9.2 Basic Problems in Bit Manipulation
461. Hamming Distance
Problem Description
Given two decimal numbers, calculate the Hamming distance between their binary representations (i.e., the number of differing bits).
Input and Output Example
The input consists of two decimal integers, and the output is a decimal integer representing their Hamming distance.
Input: x = 1, y = 4
Output: 2
In this example, the binary representation of 1 is 0001
, and that of 4 is 0100
, with two differing bits.
Solution Explanation
Perform a bitwise XOR operation on the two numbers and count the number of 1
s in the result.
- C++
- Python
int hammingDistance(int x, int y) {
int diff = x ^ y, dist = 0;
while (diff != 0) {
dist += diff & 1;
diff >>= 1;
}
return dist;
}
def hammingDistance(x: int, y: int) -> int:
diff = x ^ y
dist = 0
while diff != 0:
dist += diff & 1
diff = diff >> 1
return dist
190. Reverse Bits
Problem Description
Given a decimal positive integer, output its reversed binary representation.
Input and Output Example
Both input and output are decimal positive integers.
Input: 43261596 (00000010100101000001111010011100)
Output: 964176192 (00111001011110000010100101000000)

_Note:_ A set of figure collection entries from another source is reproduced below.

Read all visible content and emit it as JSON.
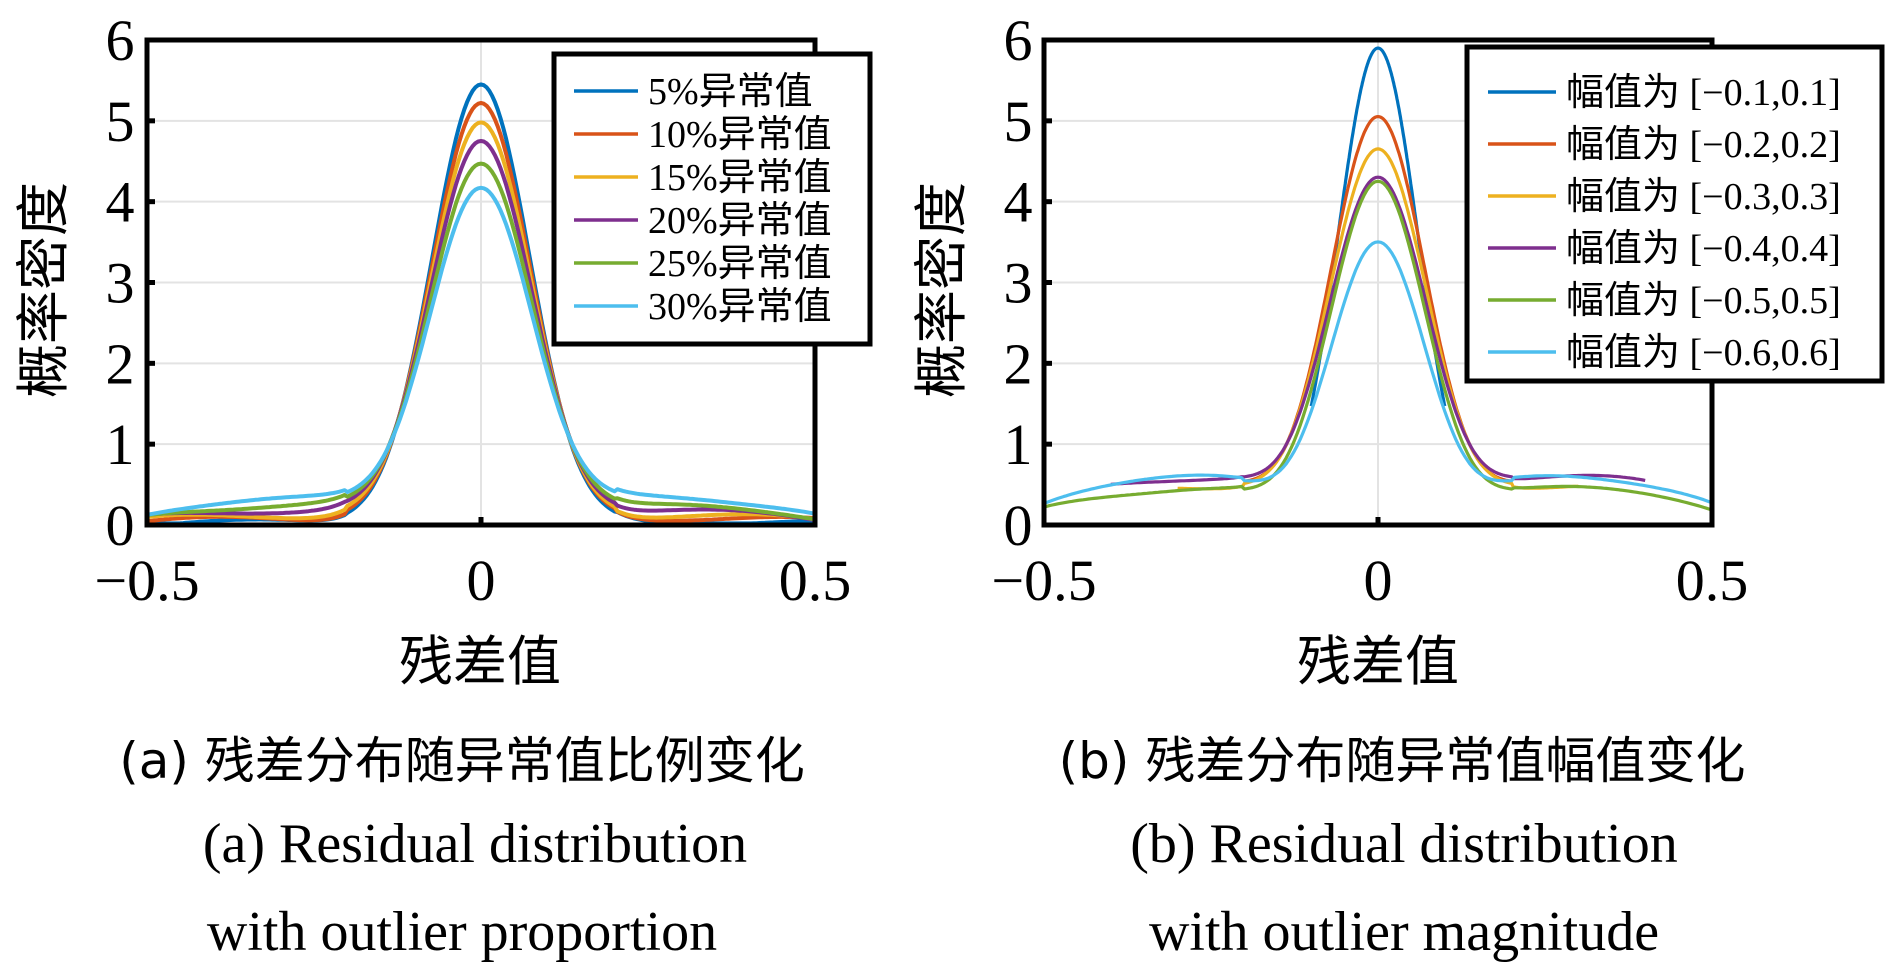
{
  "chart_data": [
    {
      "type": "line",
      "panel": "a",
      "title": "",
      "xlabel": "残差值",
      "ylabel": "概率密度",
      "xlim": [
        -0.5,
        0.5
      ],
      "ylim": [
        0,
        6
      ],
      "xticks": [
        "−0.5",
        "0",
        "0.5"
      ],
      "xtick_values": [
        -0.5,
        0,
        0.5
      ],
      "yticks": [
        "0",
        "1",
        "2",
        "3",
        "4",
        "5",
        "6"
      ],
      "grid": true,
      "legend_position": "top-right",
      "series": [
        {
          "name": "5%异常值",
          "color": "#0072BD",
          "peak": 5.45,
          "sigma": 0.073,
          "tail_left": 0.03,
          "tail_right": 0.05,
          "xrange": [
            -0.5,
            0.5
          ]
        },
        {
          "name": "10%异常值",
          "color": "#D95319",
          "peak": 5.22,
          "sigma": 0.074,
          "tail_left": 0.07,
          "tail_right": 0.09,
          "xrange": [
            -0.5,
            0.5
          ]
        },
        {
          "name": "15%异常值",
          "color": "#EDB120",
          "peak": 4.98,
          "sigma": 0.075,
          "tail_left": 0.12,
          "tail_right": 0.11,
          "xrange": [
            -0.5,
            0.5
          ]
        },
        {
          "name": "20%异常值",
          "color": "#7E2F8E",
          "peak": 4.75,
          "sigma": 0.076,
          "tail_left": 0.19,
          "tail_right": 0.16,
          "xrange": [
            -0.5,
            0.5
          ]
        },
        {
          "name": "25%异常值",
          "color": "#77AC30",
          "peak": 4.47,
          "sigma": 0.077,
          "tail_left": 0.25,
          "tail_right": 0.22,
          "xrange": [
            -0.5,
            0.5
          ]
        },
        {
          "name": "30%异常值",
          "color": "#4DBEEE",
          "peak": 4.17,
          "sigma": 0.078,
          "tail_left": 0.32,
          "tail_right": 0.33,
          "xrange": [
            -0.5,
            0.5
          ]
        }
      ]
    },
    {
      "type": "line",
      "panel": "b",
      "title": "",
      "xlabel": "残差值",
      "ylabel": "概率密度",
      "xlim": [
        -0.5,
        0.5
      ],
      "ylim": [
        0,
        6
      ],
      "xticks": [
        "−0.5",
        "0",
        "0.5"
      ],
      "xtick_values": [
        -0.5,
        0,
        0.5
      ],
      "yticks": [
        "0",
        "1",
        "2",
        "3",
        "4",
        "5",
        "6"
      ],
      "grid": true,
      "legend_position": "top-right",
      "series": [
        {
          "name": "幅值为 [−0.1,0.1]",
          "color": "#0072BD",
          "peak": 5.9,
          "sigma": 0.06,
          "tail_left": 0.0,
          "tail_right": 0.0,
          "xrange": [
            -0.1,
            0.1
          ]
        },
        {
          "name": "幅值为 [−0.2,0.2]",
          "color": "#D95319",
          "peak": 5.05,
          "sigma": 0.072,
          "tail_left": 0.55,
          "tail_right": 0.55,
          "xrange": [
            -0.2,
            0.2
          ]
        },
        {
          "name": "幅值为 [−0.3,0.3]",
          "color": "#EDB120",
          "peak": 4.65,
          "sigma": 0.074,
          "tail_left": 0.5,
          "tail_right": 0.5,
          "xrange": [
            -0.3,
            0.3
          ]
        },
        {
          "name": "幅值为 [−0.4,0.4]",
          "color": "#7E2F8E",
          "peak": 4.3,
          "sigma": 0.075,
          "tail_left": 0.6,
          "tail_right": 0.6,
          "xrange": [
            -0.4,
            0.4
          ]
        },
        {
          "name": "幅值为 [−0.5,0.5]",
          "color": "#77AC30",
          "peak": 4.25,
          "sigma": 0.072,
          "tail_left": 0.45,
          "tail_right": 0.45,
          "xrange": [
            -0.5,
            0.5
          ]
        },
        {
          "name": "幅值为 [−0.6,0.6]",
          "color": "#4DBEEE",
          "peak": 3.5,
          "sigma": 0.072,
          "tail_left": 0.6,
          "tail_right": 0.6,
          "xrange": [
            -0.5,
            0.5
          ]
        }
      ]
    }
  ],
  "captions": {
    "a_cn": "(a) 残差分布随异常值比例变化",
    "b_cn": "(b) 残差分布随异常值幅值变化",
    "a_en_line1": "(a) Residual distribution",
    "a_en_line2": "with outlier proportion",
    "b_en_line1": "(b) Residual distribution",
    "b_en_line2": "with outlier magnitude"
  }
}
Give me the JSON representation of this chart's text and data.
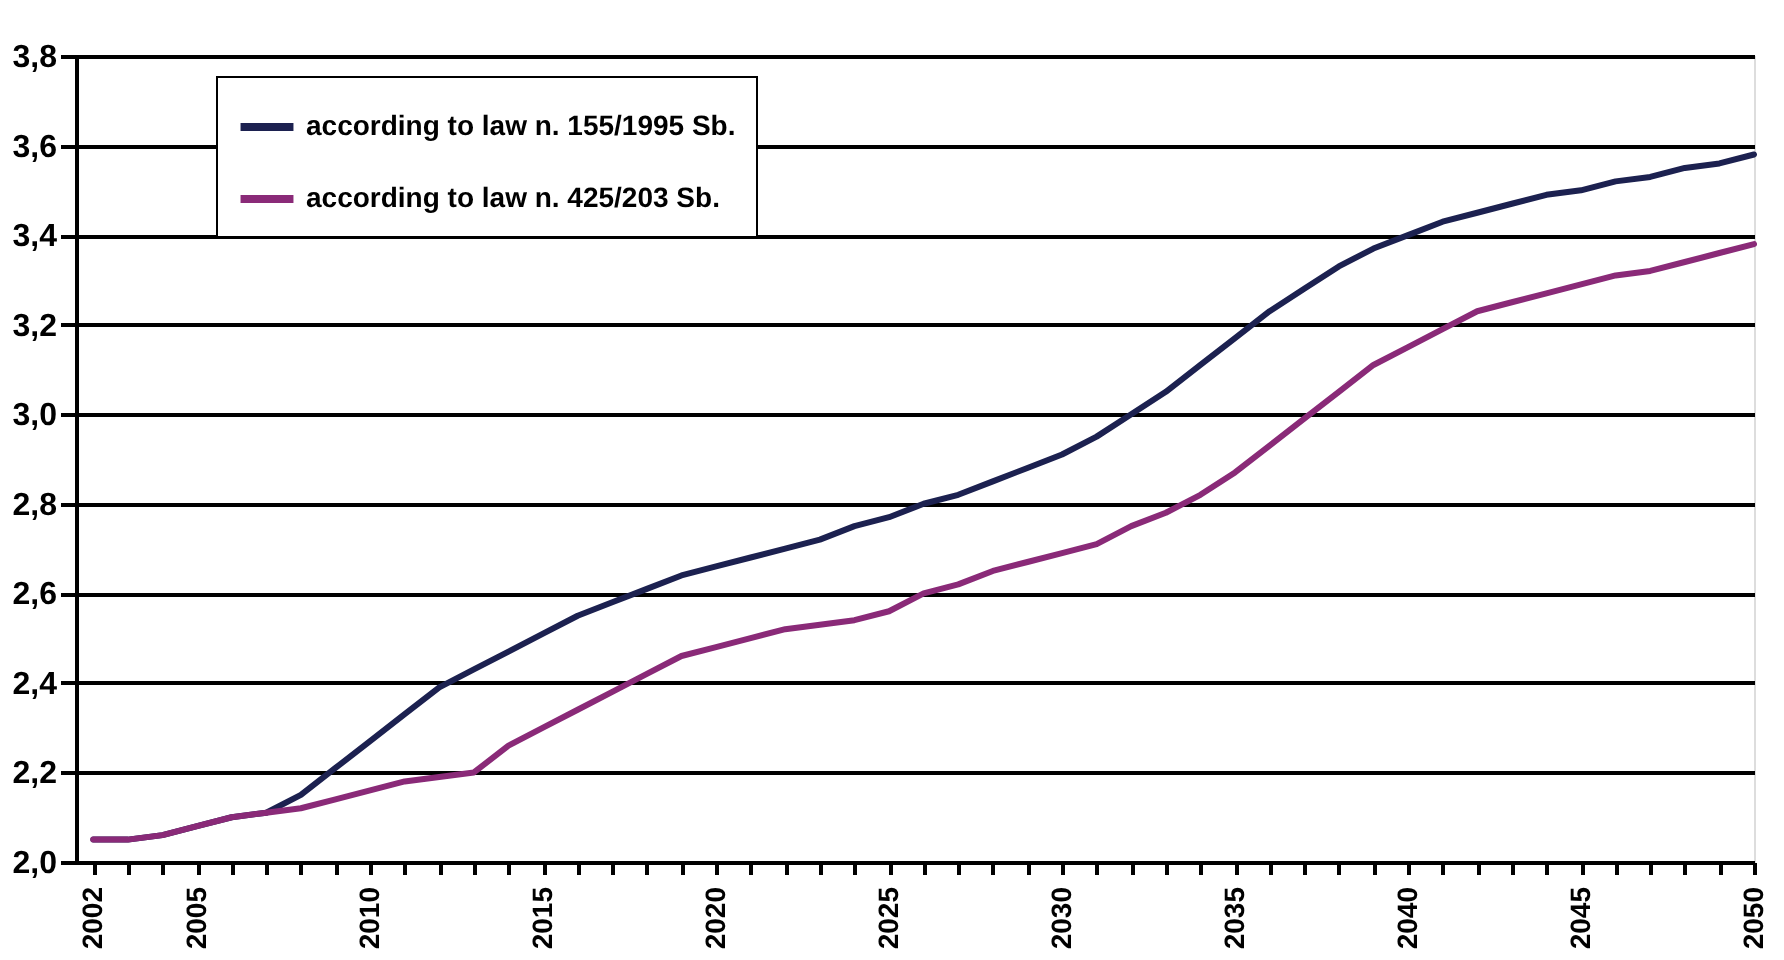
{
  "chart_data": {
    "type": "line",
    "x": [
      2002,
      2003,
      2004,
      2005,
      2006,
      2007,
      2008,
      2009,
      2010,
      2011,
      2012,
      2013,
      2014,
      2015,
      2016,
      2017,
      2018,
      2019,
      2020,
      2021,
      2022,
      2023,
      2024,
      2025,
      2026,
      2027,
      2028,
      2029,
      2030,
      2031,
      2032,
      2033,
      2034,
      2035,
      2036,
      2037,
      2038,
      2039,
      2040,
      2041,
      2042,
      2043,
      2044,
      2045,
      2046,
      2047,
      2048,
      2049,
      2050
    ],
    "series": [
      {
        "name": "according to law n. 155/1995 Sb.",
        "color": "#1c2150",
        "values": [
          2.05,
          2.05,
          2.06,
          2.08,
          2.1,
          2.11,
          2.15,
          2.21,
          2.27,
          2.33,
          2.39,
          2.43,
          2.47,
          2.51,
          2.55,
          2.58,
          2.61,
          2.64,
          2.66,
          2.68,
          2.7,
          2.72,
          2.75,
          2.77,
          2.8,
          2.82,
          2.85,
          2.88,
          2.91,
          2.95,
          3.0,
          3.05,
          3.11,
          3.17,
          3.23,
          3.28,
          3.33,
          3.37,
          3.4,
          3.43,
          3.45,
          3.47,
          3.49,
          3.5,
          3.52,
          3.53,
          3.55,
          3.56,
          3.58
        ]
      },
      {
        "name": "according to law n. 425/203 Sb.",
        "color": "#8a2a78",
        "values": [
          2.05,
          2.05,
          2.06,
          2.08,
          2.1,
          2.11,
          2.12,
          2.14,
          2.16,
          2.18,
          2.19,
          2.2,
          2.26,
          2.3,
          2.34,
          2.38,
          2.42,
          2.46,
          2.48,
          2.5,
          2.52,
          2.53,
          2.54,
          2.56,
          2.6,
          2.62,
          2.65,
          2.67,
          2.69,
          2.71,
          2.75,
          2.78,
          2.82,
          2.87,
          2.93,
          2.99,
          3.05,
          3.11,
          3.15,
          3.19,
          3.23,
          3.25,
          3.27,
          3.29,
          3.31,
          3.32,
          3.34,
          3.36,
          3.38
        ]
      }
    ],
    "xlim": [
      2001.5,
      2050
    ],
    "xticks": [
      2002,
      {
        "value": 2003,
        "label": null
      },
      {
        "value": 2004,
        "label": null
      },
      2005,
      {
        "value": 2006,
        "label": null
      },
      {
        "value": 2007,
        "label": null
      },
      {
        "value": 2008,
        "label": null
      },
      {
        "value": 2009,
        "label": null
      },
      2010,
      {
        "value": 2011,
        "label": null
      },
      {
        "value": 2012,
        "label": null
      },
      {
        "value": 2013,
        "label": null
      },
      {
        "value": 2014,
        "label": null
      },
      2015,
      {
        "value": 2016,
        "label": null
      },
      {
        "value": 2017,
        "label": null
      },
      {
        "value": 2018,
        "label": null
      },
      {
        "value": 2019,
        "label": null
      },
      2020,
      {
        "value": 2021,
        "label": null
      },
      {
        "value": 2022,
        "label": null
      },
      {
        "value": 2023,
        "label": null
      },
      {
        "value": 2024,
        "label": null
      },
      2025,
      {
        "value": 2026,
        "label": null
      },
      {
        "value": 2027,
        "label": null
      },
      {
        "value": 2028,
        "label": null
      },
      {
        "value": 2029,
        "label": null
      },
      2030,
      {
        "value": 2031,
        "label": null
      },
      {
        "value": 2032,
        "label": null
      },
      {
        "value": 2033,
        "label": null
      },
      {
        "value": 2034,
        "label": null
      },
      2035,
      {
        "value": 2036,
        "label": null
      },
      {
        "value": 2037,
        "label": null
      },
      {
        "value": 2038,
        "label": null
      },
      {
        "value": 2039,
        "label": null
      },
      2040,
      {
        "value": 2041,
        "label": null
      },
      {
        "value": 2042,
        "label": null
      },
      {
        "value": 2043,
        "label": null
      },
      {
        "value": 2044,
        "label": null
      },
      2045,
      {
        "value": 2046,
        "label": null
      },
      {
        "value": 2047,
        "label": null
      },
      {
        "value": 2048,
        "label": null
      },
      {
        "value": 2049,
        "label": null
      },
      2050
    ],
    "ylim": [
      2.0,
      3.8
    ],
    "yticks": [
      {
        "value": 2.0,
        "label": "2,0"
      },
      {
        "value": 2.2,
        "label": "2,2"
      },
      {
        "value": 2.4,
        "label": "2,4"
      },
      {
        "value": 2.6,
        "label": "2,6"
      },
      {
        "value": 2.8,
        "label": "2,8"
      },
      {
        "value": 3.0,
        "label": "3,0"
      },
      {
        "value": 3.2,
        "label": "3,2"
      },
      {
        "value": 3.4,
        "label": "3,4"
      },
      {
        "value": 3.6,
        "label": "3,6"
      },
      {
        "value": 3.8,
        "label": "3,8"
      }
    ],
    "grid": "y",
    "legend": "top left",
    "marker": "none",
    "line_style": "solid"
  }
}
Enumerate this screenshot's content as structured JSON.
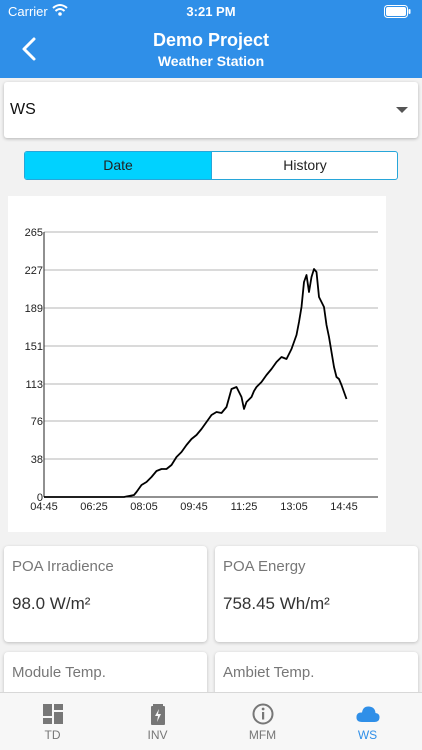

Using arithmetic left shift and right shift, binary reversal can be easily implemented.
Solution Explanation
- C++
- Python
uint32_t reverseBits(uint32_t n) {
uint32_t m = 0;
for (int i = 0; i < 32; ++i) {
m <<= 1;
m += n & 1;
n >>= 1;
}
return m;
}
def reverseBits(n: int) -> int:
m = 0
for _ in range(32):
m = m << 1
m += n & 1
n = n >> 1
return m
136. Single Number
Problem Description
Given an integer array, only one number in this array appears exactly once, while all other numbers appear twice. Find the number that appears only once.
Input and Output Example
The input is a one-dimensional integer array, and the output is an integer from the array.
Input: [4,1,2,1,2]
Output: 4
Solution Explanation
We can use the properties of x ∧ x = 0 and x ∧ 0 = x to solve this. By performing a bitwise XOR on all numbers in the array, the result of XORing all numbers that appear twice is 0. XORing 0 with the number that appears once gives the number itself.
- C++
- Python
int singleNumber(vector<int>& nums) {
int single = 0;
for (int num : nums) {
single ^= num;
}
return single;
}
def singleNumber(nums: List[int]) -> int:
single = 0
for num in nums:
single = single ^ num
return single
Here, we can also directly use the reduce
function:
- C++
- Python
int singleNumber(vector<int>& nums) {
return reduce(nums.begin(), nums.end(), 0,
[](int x, int y) { return x ^ y; });
}
def singleNumber(nums: List[int]) -> int:
return functools.reduce(lambda x, y: x ^ y, nums)